1. Rick Neuheisel's last hurrah: It's the swan song for coach Rick Neuheisel on the UCLA sideline, so emotions are sure to be running high for the Bruins. They would like nothing more to send their leader out with a victory. Neuheisel teared up after his team carried him off the field following his final practice, and you can only imagine how emotional he will be after the game is over and there is no more UCLA football for a former UCLA walk-on quarterback whose dream job was to coach UCLA. If the Bruins should somehow pull off the miracle, it would make for a storybook ending. That's something to which Neuheisel is no stranger, and true to his relentlessly optimistic character, he is holding out hope that UCLA can, indeed, catch lighting in a bottle.

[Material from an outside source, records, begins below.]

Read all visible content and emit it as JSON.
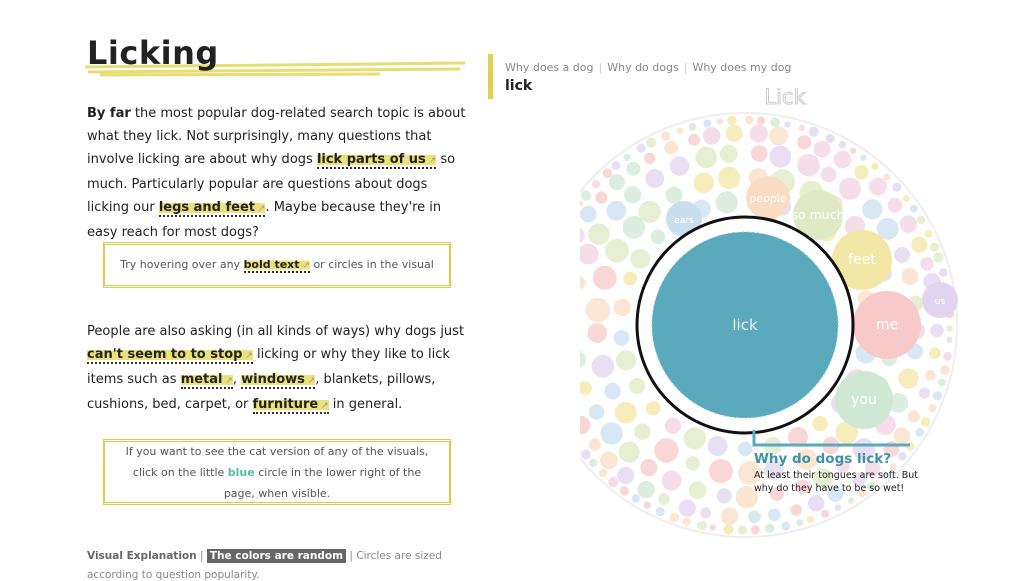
{
  "article": {
    "heading": "Licking",
    "paragraph_1": [
      "By far",
      " the most popular dog-related search topic is about what they lick. Not surprisingly, many questions that involve licking are about why dogs ",
      "lick parts of us",
      " so much. Particularly popular are questions about dogs licking our ",
      "legs and feet",
      ". Maybe because they're in easy reach for most dogs?"
    ],
    "tip_1": [
      "Try hovering over any ",
      "bold text",
      " or circles in the visual"
    ],
    "paragraph_2": [
      "People are also asking (in all kinds of ways) why dogs just ",
      "can't seem to to stop",
      " licking or why they like to lick items such as ",
      "metal",
      ", ",
      "windows",
      ", blankets, pillows, cushions, bed, carpet, or ",
      "furniture",
      " in general."
    ],
    "tip_2": [
      "If you want to see the cat version of any of the visuals, click on the little ",
      "blue",
      " circle in the lower right of the page, when visible."
    ],
    "footer": [
      "Visual Explanation",
      " | ",
      "The colors are random",
      " | Circles are sized according to question popularity."
    ]
  },
  "visual": {
    "tabs": [
      "Why does a dog",
      "Why do dogs",
      "Why does my dog"
    ],
    "selected": "lick",
    "title": "Lick",
    "center_label": "lick",
    "bubbles": [
      "people",
      "ears",
      "so much",
      "feet",
      "us",
      "me",
      "you"
    ],
    "tooltip": {
      "title": "Why do dogs lick?",
      "text": "At least their tongues are soft. But why do they have to be so wet!"
    }
  }
}
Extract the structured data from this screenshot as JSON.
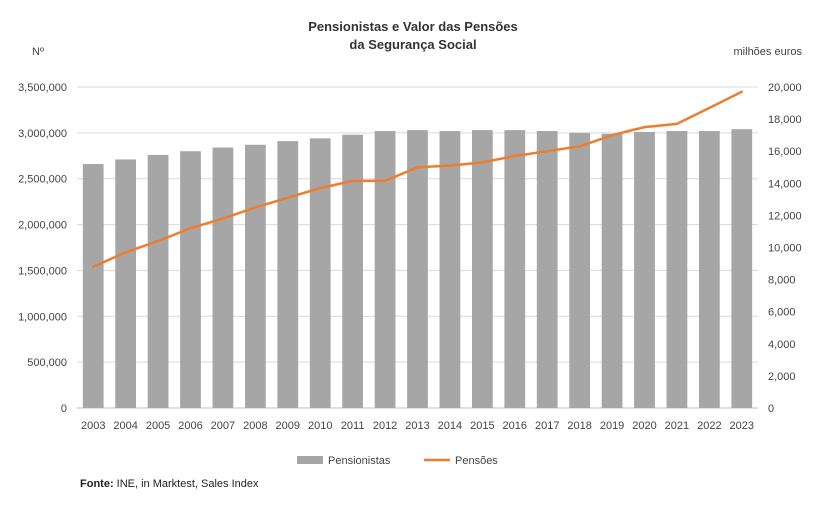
{
  "chart_data": {
    "type": "bar+line",
    "title_line1": "Pensionistas e Valor das Pensões",
    "title_line2": "da Segurança Social",
    "ylabel_left": "Nº",
    "ylabel_right": "milhões euros",
    "categories": [
      "2003",
      "2004",
      "2005",
      "2006",
      "2007",
      "2008",
      "2009",
      "2010",
      "2011",
      "2012",
      "2013",
      "2014",
      "2015",
      "2016",
      "2017",
      "2018",
      "2019",
      "2020",
      "2021",
      "2022",
      "2023"
    ],
    "series": [
      {
        "name": "Pensionistas",
        "type": "bar",
        "axis": "left",
        "color": "#a6a6a6",
        "values": [
          2660000,
          2710000,
          2760000,
          2800000,
          2840000,
          2870000,
          2910000,
          2940000,
          2980000,
          3020000,
          3030000,
          3020000,
          3030000,
          3030000,
          3020000,
          3000000,
          2990000,
          3010000,
          3020000,
          3020000,
          3040000
        ]
      },
      {
        "name": "Pensões",
        "type": "line",
        "axis": "right",
        "color": "#ed7d31",
        "values": [
          8800,
          9700,
          10400,
          11200,
          11800,
          12500,
          13100,
          13700,
          14150,
          14150,
          15000,
          15100,
          15300,
          15700,
          16000,
          16300,
          17000,
          17500,
          17700,
          18700,
          19700
        ]
      }
    ],
    "ylim_left": [
      0,
      3500000
    ],
    "yticks_left": [
      "0",
      "500,000",
      "1,000,000",
      "1,500,000",
      "2,000,000",
      "2,500,000",
      "3,000,000",
      "3,500,000"
    ],
    "ylim_right": [
      0,
      20000
    ],
    "yticks_right": [
      "0",
      "2,000",
      "4,000",
      "6,000",
      "8,000",
      "10,000",
      "12,000",
      "14,000",
      "16,000",
      "18,000",
      "20,000"
    ],
    "grid": true,
    "legend_position": "bottom"
  },
  "source": {
    "label": "Fonte:",
    "text": " INE, in Marktest, Sales Index"
  }
}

2. Quick strike: Speaking of lightning, the Oregon offense has been described as just that. It's a mile-a-minute, machine-gun spread they have dubbed "The Blur" because it moves so quickly. The Ducks rarely huddle and get to the line of scrimmage and run a play about every 20 seconds. And they are devastatingly efficient. Oregon ranks last in the country in time of possession at 24:46 per game, yet is third in the nation in scoring at 45.9 points per game. Of the Ducks' 68 touchdown drives this season, 38 have lasted two minutes or less, and 12 have taken a minute or less.
3. Speed thrills: Part of the reason Oregon has had so much success with the fast-paced offense is because it has the athletes to make it work. Running backs LaMichael James, Kenjon Barner and De'Anthony Thomas are all speed burners who have helped Oregon rank No. 5 in the nation with 291 yards rushing per game. Because each is equally dangerous, the Ducks are able to rotate them in and out and keep them fresh, though James is clearly the leader as he leads the nation with 147 yards rushing per game. Thomas is so valuable that he's been starting at receiver just to get him on the field. He's also returned two kickoffs for touchdowns.
4. Home cooking: Eugene, Ore., is home to several notable beer makers, but what the Ducks have brewing at Autzen Stadium is enough to make opponents feel drunk. Oregon has had 81 consecutive home sellouts, a streak that dates to 1999. Their fans are not shy, either, turning their home field into one of the most difficult places to play in the country. When USC defeated Oregon, it ended a 21-game home win streak for Oregon. That isn't much of a confidence booster for UCLA, which is 2-10 on the road over the past two seasons -- a span that includes a 60-13 loss at Oregon last Oct. 21.
5. Trick or treat: UCLA is a 32-point underdog in the game, and because of that is approaching the game as if it has nothing to lose. Nobody thinks the Bruins deserve to be in the game, because they finished second in the Pac-12 South, so they intend to play with controlled abandon. Neuheisel, who won't be coaching another game for the Bruins, said he might pull out a few surprises from deep in the playbook. UCLA normally plays a conservative, ball-control game, so don't expect anything too crazy. But seeing as how Neuheisel really has nothing to lose in this game, don't be surprised if he does have a trick or two up his sleeve. Pulling off the upset would be the greatest trick of them all, and wouldn't that be some way to go out?